Möglich sei die Nutzung von Trainings- und Wettkampfstätten in Dresden daher derzeit nur für die Sportler im Hochleistungsbereich sowie die Profimannschaften der Dresdner Volleyball GmbH, der Dresdner Eislöwen und der Dresden Titans, so Lames.
Für Lina bleibt damit vorerst nur, sich an die Trainingspläne zu halten, auf denen vor allem Leichtathletik-Übungen wie Springen, Sprint und Ausdauerlauf vermerkt sind.
Ihre Mutter versteht nicht, warum beispielsweise die Dresdner Turmspringer in der Halle trainieren dürften - die Eisschnellläufer an der frischen Luft aber nicht. "Wir wären für jedes Hygienekonzept zu haben und würden auch Schnelltests vor jedem Training akzeptieren."
"Die Kinder werden so weit zurückgeworfen"
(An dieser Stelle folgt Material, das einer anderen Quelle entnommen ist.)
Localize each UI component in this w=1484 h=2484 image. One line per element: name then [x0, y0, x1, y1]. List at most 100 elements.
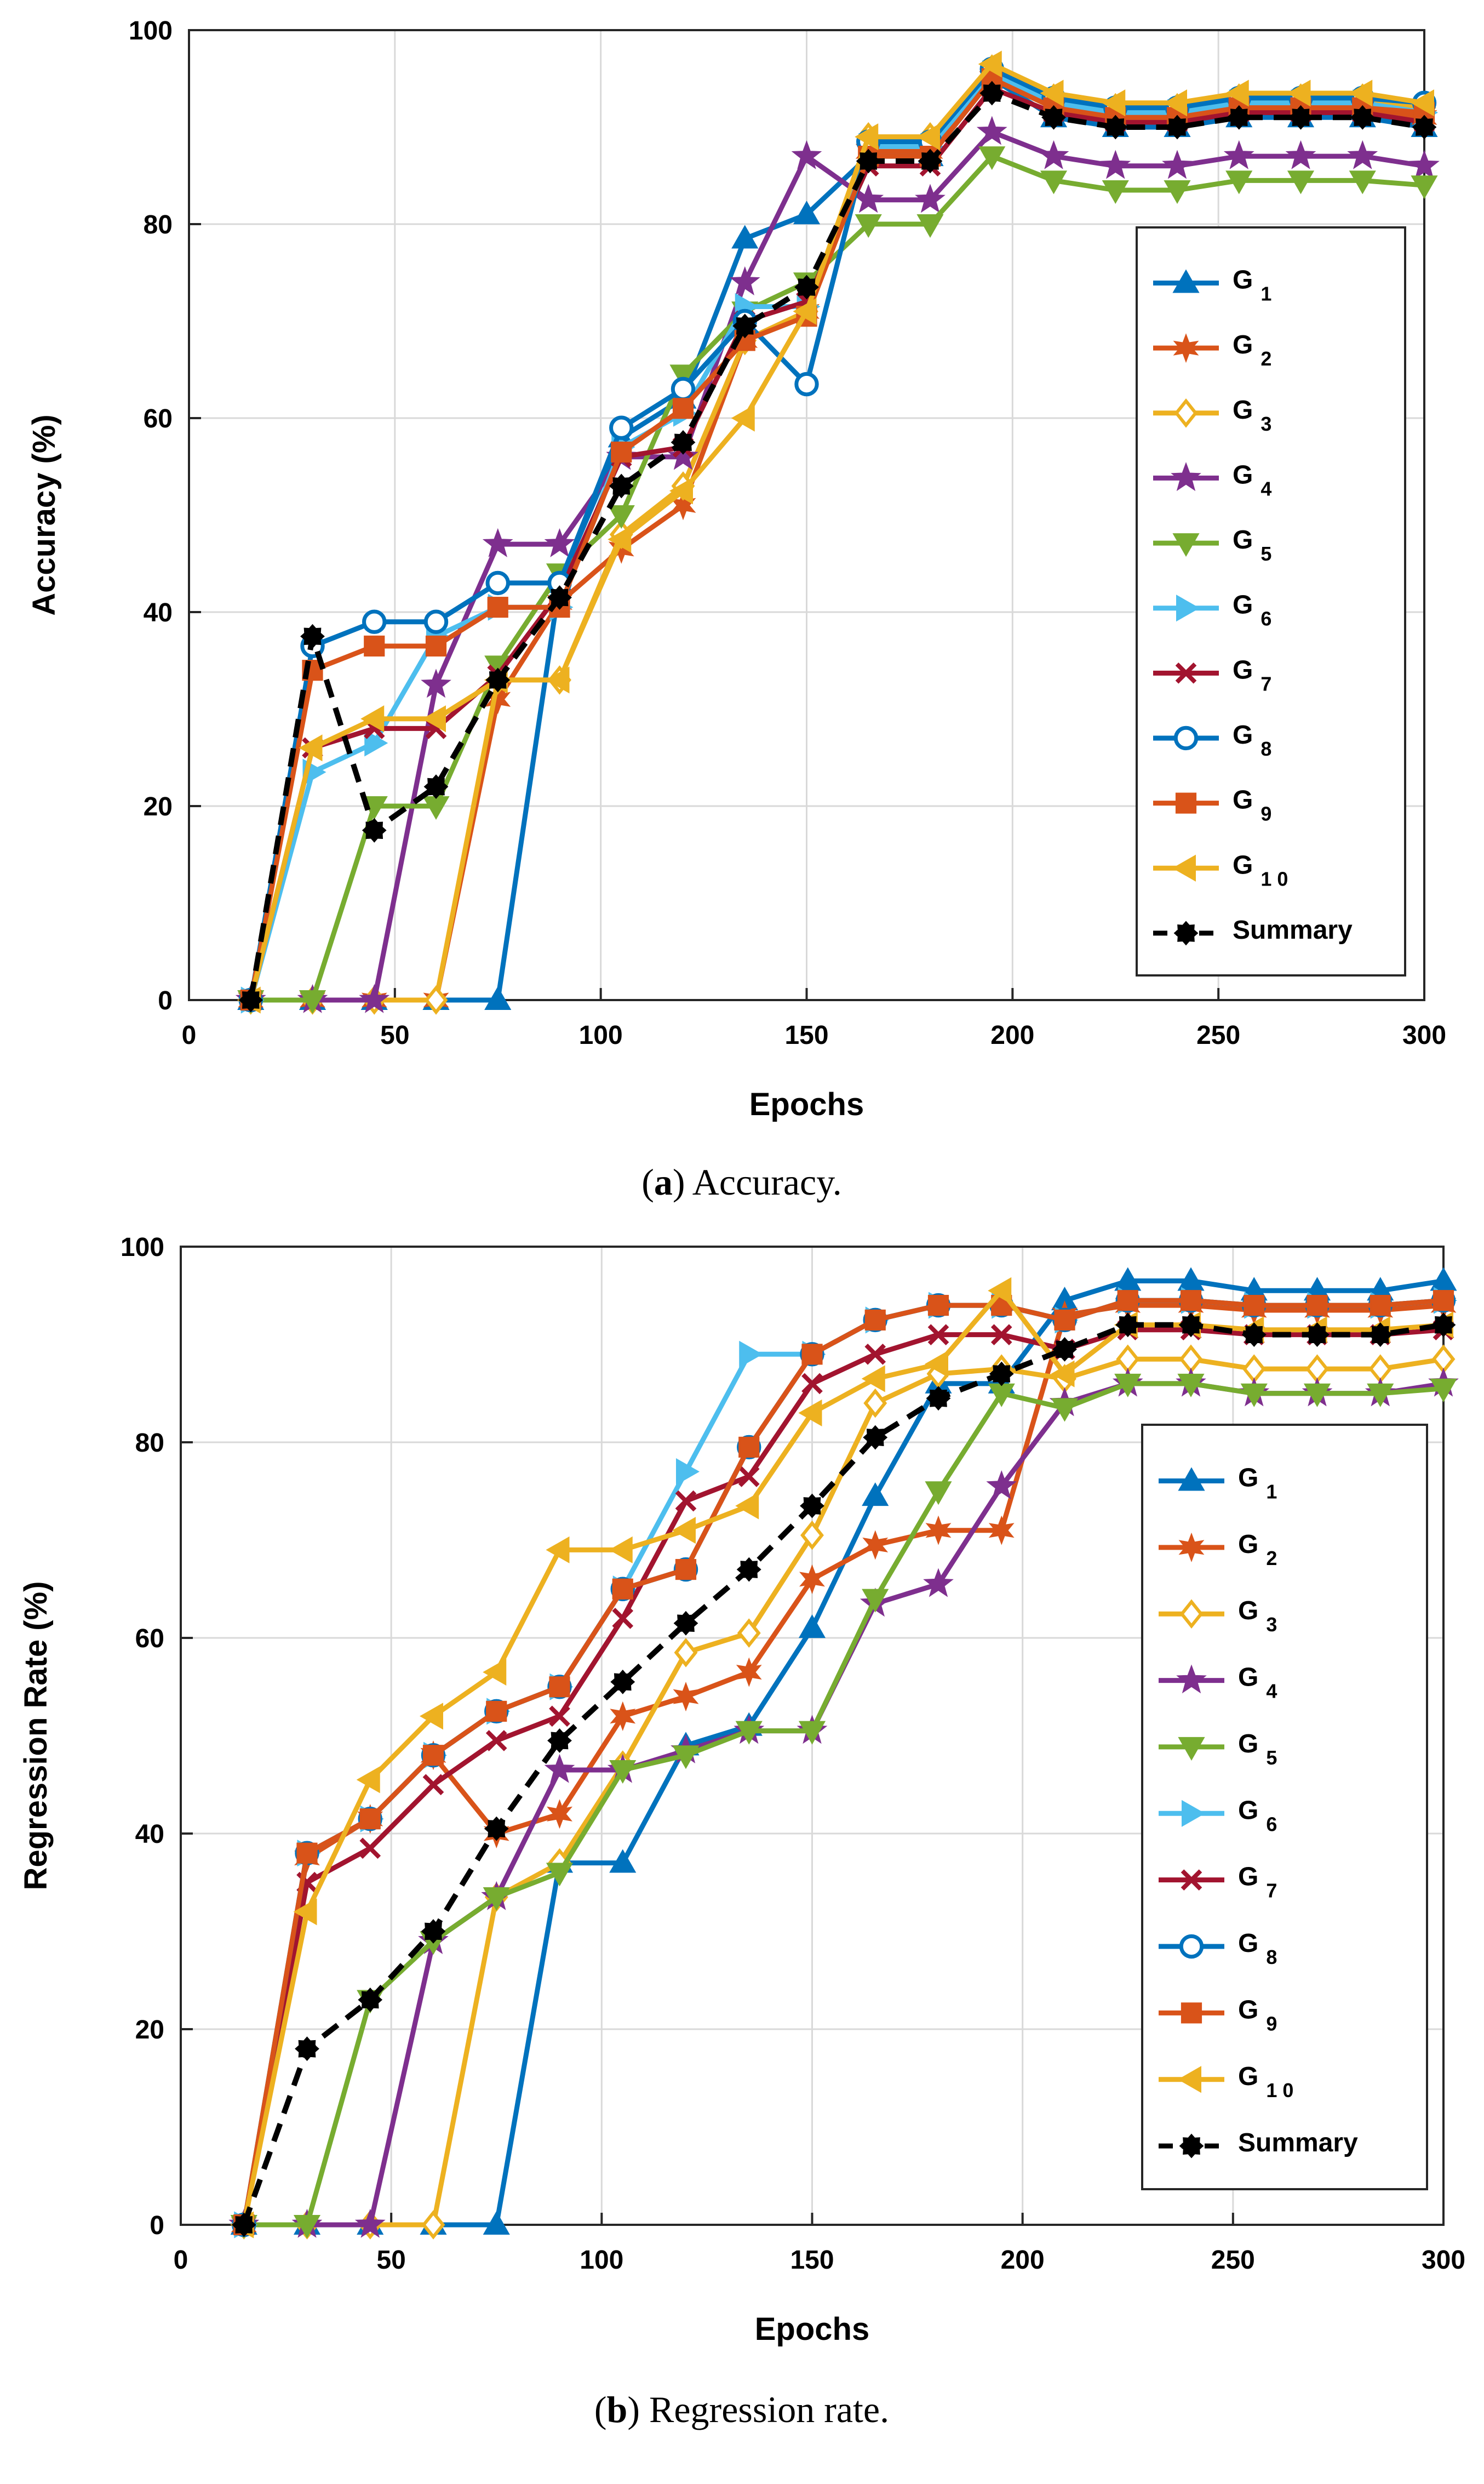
data-point — [482, 528, 513, 557]
data-point — [862, 1482, 889, 1506]
data-point — [669, 364, 697, 389]
x-tick-label: 0 — [174, 2246, 188, 2275]
caption-regression-rate: (b) Regression rate. — [594, 2389, 889, 2430]
data-point — [989, 1361, 1014, 1386]
data-point — [1225, 79, 1249, 107]
data-point — [1115, 1312, 1141, 1338]
data-point — [547, 1799, 572, 1829]
legend-subscript: 7 — [1260, 672, 1271, 695]
data-point — [609, 1760, 637, 1784]
legend-marker — [1181, 1869, 1202, 1891]
data-point — [1164, 180, 1191, 204]
data-point — [1162, 150, 1193, 179]
data-point — [738, 1466, 760, 1487]
data-point — [293, 2215, 321, 2239]
data-point — [296, 1842, 318, 1864]
y-tick-label: 0 — [158, 986, 173, 1015]
legend-marker — [1179, 1599, 1204, 1629]
data-point — [737, 1618, 761, 1648]
series-summary — [238, 81, 1437, 1013]
accuracy-chart: 0 50 100 150 200 250 300 0 20 40 60 80 100 Epochs Accu… — [26, 16, 1446, 1122]
y-tick-label: 40 — [144, 598, 173, 627]
data-point — [421, 669, 451, 698]
data-point — [791, 140, 822, 169]
data-point — [1040, 79, 1064, 107]
data-point — [612, 1607, 634, 1629]
data-point — [485, 1730, 507, 1751]
data-point — [1367, 1383, 1394, 1407]
data-point — [916, 123, 940, 151]
series-group — [228, 1267, 1459, 2240]
data-point — [424, 985, 448, 1015]
data-point — [423, 774, 449, 800]
legend-subscript: 2 — [1260, 347, 1271, 370]
data-point — [1240, 1383, 1268, 1407]
data-point — [485, 667, 511, 693]
data-point — [422, 1774, 444, 1796]
x-tick-label: 50 — [380, 1021, 409, 1050]
legend-subscript: 9 — [1266, 2012, 1277, 2035]
data-point — [925, 1515, 952, 1545]
data-point — [736, 1557, 761, 1582]
data-point — [487, 597, 508, 618]
data-point — [738, 1436, 760, 1458]
data-point — [609, 1536, 633, 1563]
data-point — [1411, 175, 1438, 199]
data-point — [483, 2211, 510, 2235]
data-point — [988, 1515, 1015, 1545]
legend-label: Summary — [1233, 916, 1353, 945]
data-point — [421, 1919, 446, 1944]
caption-accuracy: (a) Accuracy. — [641, 1161, 842, 1203]
data-point — [1412, 115, 1437, 140]
series-g5 — [230, 1373, 1457, 2239]
legend-subscript: 4 — [1260, 477, 1271, 500]
x-tick-label: 50 — [376, 2246, 405, 2275]
series-summary — [231, 1312, 1456, 2237]
legend-marker — [1172, 854, 1196, 882]
y-axis-title: Regression Rate (%) — [18, 1581, 54, 1890]
data-point — [362, 609, 387, 634]
y-tick-label: 60 — [144, 404, 173, 433]
data-point — [354, 2208, 386, 2238]
data-point — [1287, 79, 1311, 107]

Die Mutter fürchtet, dass ihre Tochter ohne Eistraining leistungsmäßig schnell abgehängt werden könnte. "Wir wollen keinen Streit und wir verstehen, dass es Maßnahmen geben muss, aber langsam verzweifeln wir an der Situation", sagt sie. "Die Kinder werden so weit zurückgeworfen und es ist fraglich, ob sie das jemals wieder aufholen können." Am Ende stehe womöglich sogar Linas Platz im Bundeskader infrage.
Zumindest diesbezüglich gibt die Deutsche Eisschnelllauf- und Shorttrack-Gemeinschaft jedoch Entwarnung und kündigte bereits an, dass die aktuellen Kaderbesetzungen eingefroren werden sollen.
Lina hat noch viel vor auf dem Eis. Natürlich träumt sie von den Olympischen Spielen. Dabei könnte sie ihrem Opa nacheifern. Der reiste im Jahr 2000 als Degenfechter nach Sydney, kurz bevor die Familie nach Deutschland übersiedelte.